George W. Bush skillfully pulled together what he called a "coalition of the willing" and he took a lot of criticism for setting everything up as a very black and white binary decision by declaring to the world at the UN General Assembly, "You're either with us, or you're with the terrorists." 

The Republicans won unified control of government in the 2002 midterm elections and they went to work doing what they do best: cutting taxes for the wealthy while reducing services and benefits for those most in need, with one notable exception.  They also enacted a Medicare prescription drug benefit that has helped seniors ever since with making prescriptions more affordable for those on Medicare.  Of course all of this was funded with deficit spending because as Vice President Darth Dick Cheney put it in 2003 during the campaign for reelection in 2004, "deficits don't matter."

Well, the swing happened again in 2006 when when pendulum swung back to the left and despite what many thought were extremely long odds, the Democrats took back control of both chambers, Senate and House in the 2006 midterms. In the Senate, Democrats won a net gain of six seats to take a narrow majority in that chamber. Democrats picked up 31 seats in the House of Representatives, and after the election Nancy Pelosi became the first female Speaker of the House. In the gubernatorial elections, Democrats won a net gain of six seats. Nationwide, Republicans failed to win any congressional or gubernatorial seat that was held by a Democrat going into the election.  Again, that swing.

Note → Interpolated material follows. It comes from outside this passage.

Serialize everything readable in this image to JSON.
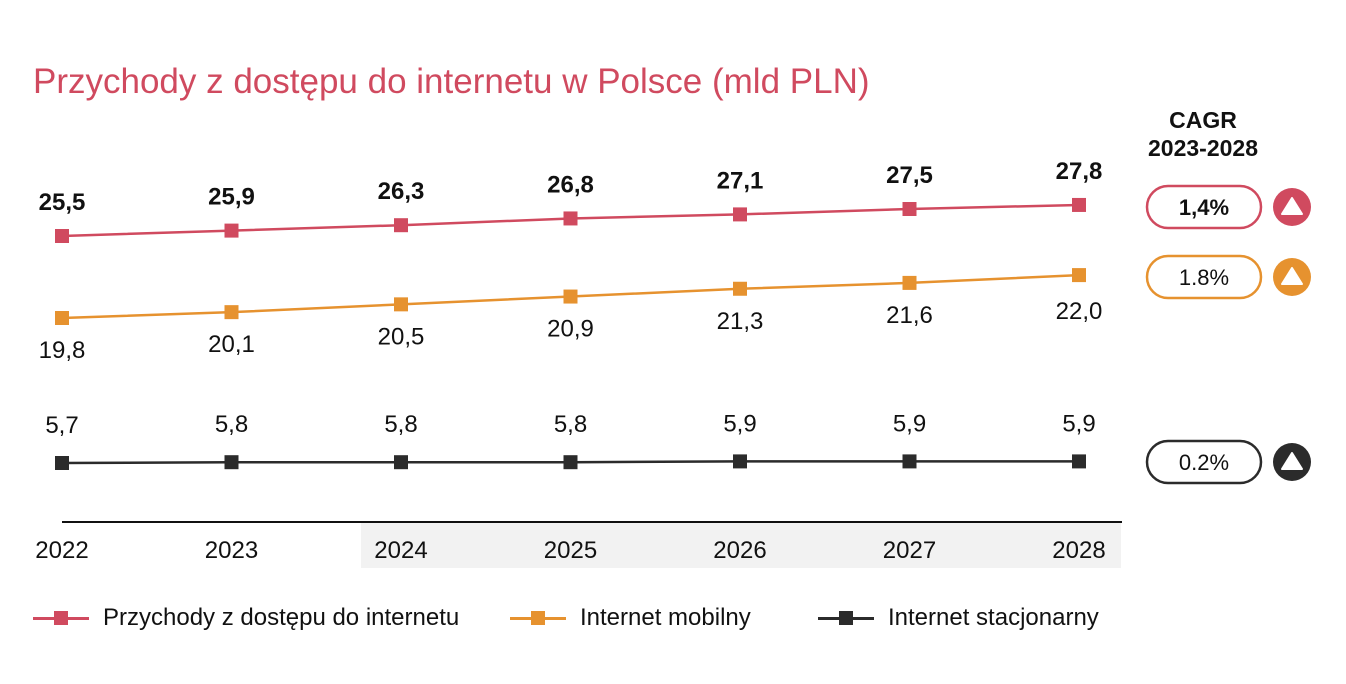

And the swing that began in the 2006 midterms carried over to the 2008 quadrennial election when liberal newcomer, Barack Obama, the first-term Senator from Illinois shocked the world when he was elected as the first African American president in United States history.  An election he won over a 10-term senator from Arizona an bona fide war hero, John McCain.  But we shouldn't leave out the fact that McCain's choice of Alaska Governor Sarah Palin as his running mate proved to be a disastrous decision as she went on to become the butt of a million jokes after actually winking at the camera during a debate with Joe Biden.  The 2006 elections and 2008 elections represented the first time since the 1930s that one party made substantial gains in Congress in two consecutive elections - I call it an expanded swing after the tumultuous years of the George W. Bush presidency.  

But this is America.  A country that was built largely on the backs of African American slaves.  A country that fought a bloody civil war over slavery.  A country that -even to this day- honors soldiers from the Confederate (i.e. traitorous enemies) army with statues and buildings named after them.  A country that took almost 100 years to give those former slaves civil rights.  A country that -at least in the southern states that had tried to form their own slave-state- perpetuated a racist system that lynched African Americans for fun, and forbade them to share the same bathrooms, water fountains or any public spaces or services.

So it should come as no surprise to anyone who is willing to take an objective look at the history of our nation that the swing back from two elections in which America affirmed its approval and acceptance of an African American leader should put one of the most well-documented and openly racist public figures in the White House.  

But after nearly 4 years of constant race-baiting, wanton cruelty towards immigrants, open misogyny and a waterfall of lies about everything from "hand" size to nuclear disarmament, there is about to be another BIG electoral swing back in the Democrats direction.  Trump has animated voters on the left like no candidate in my lifetime.  Not necessarily because everyone is itching to vote for Joe Biden.  Most people I encounter who are Democrats or liberal-leaning independents tell me they are not voting for a specific candidate but they are voting against Donald Trump, no matter what.